Lalu aku melangkah meninggalkannya setelah mengecup lembut pipi kanannya. Aku mau lihat Mas apakah ada yang berubah dengan ponselmu setelah ini?

.

.

.

    Sarapan sudah siap, dan Keenan, anak semata wayangku pun sudah wangi. Selesai memandikannya aku meminta tolong Mbok Jum untuk menyuapinya, sedangkan aku bermaksud kembali ke kamar ingin segera membersihkan diri. Sebenarnya, juga ingin melihat apa yang sedang dilakukan Mas Reyfan karena sedari tadi aku belum melihatnya lagi turun dari lantai atas. 

    "Mas," kataku sengaja mengagetkannya. Dia menoleh dengan wajah kagetnya. Suamiku itu sedang duduk di pinggir ranjang memegang ponselnya, masih mengenakan pakaian olahraga dan sepatunya lengkap. Ngapain aja dia dari tadi? Dahiku berkerut.

    "Ngapain sih, Sayang? Nggak jadi jogging?" 

    "Eh, enggak, tiba-tiba males. Ruslan dihubungi nggak bisa," katanya.

    "Oooh, ya udah aku mandi dulu ya, habis ini kita sarapan." 

    Aku bergegas ke kamar mandi kami yang berada di dalam kamar. Melirik sekilas wajah suamiku yang nampak tidak tenang, sebelum akhirnya aku menghilang di balik pintu kamar mandi. 

    Saat akhirnya aku selesaikan mandiku, kulihat Mas Reyfan sudah tak ada. Entah kemana dia, tapi ponselnya tergeletak begitu saja di atas nakas. Dia meninggalkannya?

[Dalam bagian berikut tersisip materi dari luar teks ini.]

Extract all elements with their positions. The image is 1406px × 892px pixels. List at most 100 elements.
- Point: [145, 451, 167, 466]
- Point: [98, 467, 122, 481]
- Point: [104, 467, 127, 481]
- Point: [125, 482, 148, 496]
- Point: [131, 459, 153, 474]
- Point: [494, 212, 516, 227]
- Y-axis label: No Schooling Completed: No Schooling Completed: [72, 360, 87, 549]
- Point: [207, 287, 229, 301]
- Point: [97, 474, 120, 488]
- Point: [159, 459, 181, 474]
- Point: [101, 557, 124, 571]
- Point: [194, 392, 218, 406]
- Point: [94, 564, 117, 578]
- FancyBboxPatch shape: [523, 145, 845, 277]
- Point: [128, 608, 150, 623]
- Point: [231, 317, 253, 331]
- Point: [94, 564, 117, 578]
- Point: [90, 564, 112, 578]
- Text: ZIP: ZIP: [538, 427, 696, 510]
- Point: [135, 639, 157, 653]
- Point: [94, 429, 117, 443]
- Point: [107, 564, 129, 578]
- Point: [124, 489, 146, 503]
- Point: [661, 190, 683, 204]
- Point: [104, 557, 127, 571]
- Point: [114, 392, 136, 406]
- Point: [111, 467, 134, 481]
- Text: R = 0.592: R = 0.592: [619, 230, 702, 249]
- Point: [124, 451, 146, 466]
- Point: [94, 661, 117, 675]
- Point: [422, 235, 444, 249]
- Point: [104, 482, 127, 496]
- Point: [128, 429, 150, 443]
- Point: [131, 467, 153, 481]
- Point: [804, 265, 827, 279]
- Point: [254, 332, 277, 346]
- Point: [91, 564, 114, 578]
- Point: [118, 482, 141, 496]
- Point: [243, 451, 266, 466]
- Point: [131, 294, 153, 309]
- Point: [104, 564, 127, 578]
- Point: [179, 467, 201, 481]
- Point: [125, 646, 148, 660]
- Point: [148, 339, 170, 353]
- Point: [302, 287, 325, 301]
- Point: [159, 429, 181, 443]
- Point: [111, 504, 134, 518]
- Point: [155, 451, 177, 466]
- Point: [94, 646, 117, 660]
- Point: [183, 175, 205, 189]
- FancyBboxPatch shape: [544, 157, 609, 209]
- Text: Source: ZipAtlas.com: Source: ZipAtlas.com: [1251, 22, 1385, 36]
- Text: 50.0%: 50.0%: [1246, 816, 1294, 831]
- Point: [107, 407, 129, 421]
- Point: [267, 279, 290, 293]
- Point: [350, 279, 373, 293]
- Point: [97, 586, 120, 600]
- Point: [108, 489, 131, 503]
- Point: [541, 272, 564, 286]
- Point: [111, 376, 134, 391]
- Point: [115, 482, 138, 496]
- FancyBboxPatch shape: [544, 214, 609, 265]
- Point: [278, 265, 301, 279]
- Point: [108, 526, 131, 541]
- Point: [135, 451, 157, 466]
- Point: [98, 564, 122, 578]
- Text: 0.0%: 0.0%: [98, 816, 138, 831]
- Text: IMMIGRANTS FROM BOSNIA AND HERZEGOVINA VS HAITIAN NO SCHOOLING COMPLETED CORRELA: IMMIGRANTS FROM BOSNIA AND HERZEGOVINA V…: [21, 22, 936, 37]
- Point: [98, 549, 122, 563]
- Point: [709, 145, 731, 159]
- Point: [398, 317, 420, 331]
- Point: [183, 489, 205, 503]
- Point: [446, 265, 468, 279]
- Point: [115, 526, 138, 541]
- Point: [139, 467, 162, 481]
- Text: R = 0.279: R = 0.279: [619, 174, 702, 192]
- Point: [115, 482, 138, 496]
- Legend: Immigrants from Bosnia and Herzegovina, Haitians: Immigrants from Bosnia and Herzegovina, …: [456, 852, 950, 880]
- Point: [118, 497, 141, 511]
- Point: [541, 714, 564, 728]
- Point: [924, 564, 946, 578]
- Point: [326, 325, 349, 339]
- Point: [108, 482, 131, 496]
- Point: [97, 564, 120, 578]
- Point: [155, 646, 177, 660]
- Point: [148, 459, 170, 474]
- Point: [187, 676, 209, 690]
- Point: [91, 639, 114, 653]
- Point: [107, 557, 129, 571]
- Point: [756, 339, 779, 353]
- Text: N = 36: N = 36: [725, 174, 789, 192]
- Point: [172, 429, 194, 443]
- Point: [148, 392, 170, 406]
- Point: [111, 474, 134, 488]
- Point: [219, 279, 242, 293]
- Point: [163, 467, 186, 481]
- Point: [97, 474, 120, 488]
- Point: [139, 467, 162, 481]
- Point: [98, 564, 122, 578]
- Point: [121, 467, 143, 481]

    Aku mengambil benda pipih itu setelah selesai berganti pakaian dan memoleskan make up tipis ke wajahku yang sudah terlihat segar. Aku sudah bersiap mengetikkan angka 1234 di layar ponsel, namun aku sedikit kaget karena ternyata ponsel itu kini tak terkunci lagi. Dia menonaktifkan PIN, dan refleks saja senyum di bibirku mengembang. 

    Segera saja kubuka layar ponsel yang kini tak lagi ber-PIN itu dan langsung menuju ke aplikasi hijau yang merupakan sumber kecurigaanku padanya. Menscroll layar dari atas sampai bawah dan aku sungguh tak heran saat pesan dari wanita bernama 'Shasha' tadi tak bisa kutemukan lagi di deretan chat whatsappnya. Tentu saja, dia pasti sudah menghapusnya. Aku tersenyum kecut.

    Sejurus kemudian aku sudah berselancar di chat pesan SMS, log panggilan, dan galeri. Semuanya bersih. Jadi, kamu sudah menghapus semuanya Mas? Kamu menghilangkan jejak? Aku sudah menduganya, itulah sebabnya kenapa dari tadi kamu tidak turun ke lantai bawah dan melanjutkan joggingmu. Setidaknya, ini semakin menguatkan bukti bahwa kamu memang sedang menyembunyikan bangkai dalam rumah tangga kita.

    Saat akhirnya kuputuskan turun ke lantai bawah untuk sarapan, kubawa serta ponselnya. Dan kukembangkan senyum manisku padanya yang sedang menggoda Keenan yang sedang disuapi mbok Jum. Rupanya dia sudah melepas sepatu dan kaos olahraganya. 

    "Mandi gih, Mas. Ayo sarapan. Aku lapar," kataku manja sambil mengulurkan ponsel padanya. Wajahnya terlihat lega saat menerima ponsel itu. Dan aku tahu alasannya, karena aku saat ini sedang tersenyum sangat manis padanya. Sama sekali tak kutampakkan kemarahan ataupun kecurigaan.